Effect of Histone Deacetylase Inhjbitors on Early Preimplantation Development in Mouse Embryo.

Abstract

Reversible acetylation of core histone plays an important role in the regulation of gene expression and DNA replication. We examined the effect of histone deacetylase inhibitors, trichostatin A and trapoxin, on the early preimplantation development of mouse embryos. When the embryos were cultured with trapoxin and trichostatin A at the concentration at which hyperacetylation of histone is induced in the 1- and 2-cell embryos, almost all the embryos cleaved to the 2-cell stage but not to the 4-cell stage.
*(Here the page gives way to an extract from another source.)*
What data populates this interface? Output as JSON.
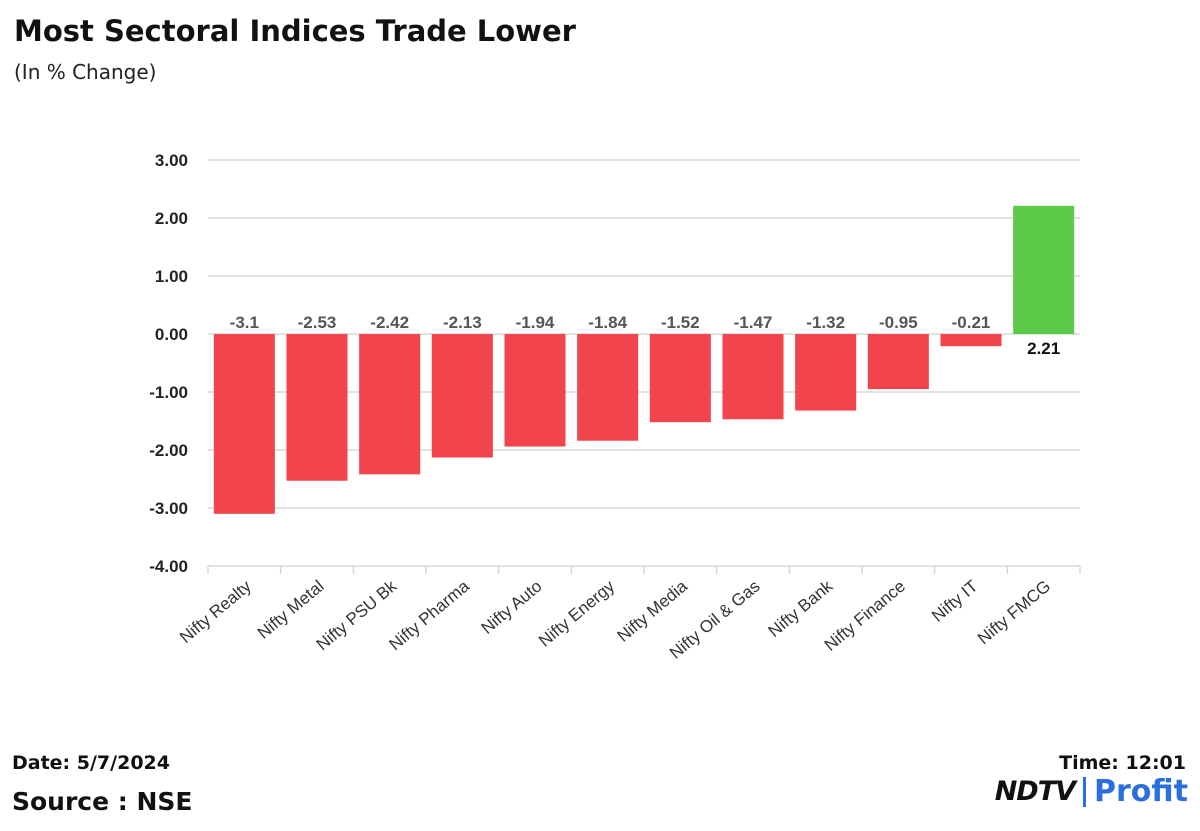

To determine the phase in which the embryos were arrested in the second cell cycle by trapoxin, analyses of DNA synthesis and DNA stain were conducted. DNA synthesis was detected in the embryos treated with trapoxin 23 h after insemination, and chromosome condensation was not observed in the embryos arrested at the 2-cell stage 48 h after insemination. These results suggest that the embryos were arrested at the G2 phase. Immunoblotting with anti p34^cdc2 antibody showed that phosphorylated forms of p34^cdc2 were detected in the 2-cell arrested embryos, indicating that p34^cdc2 remained in an inactive form. These results suggest that hyperacetylation of histones prevent the embryos from expressing the genes involved in the activation of p34^cdc2 to inhibit p34^cdc2 activation.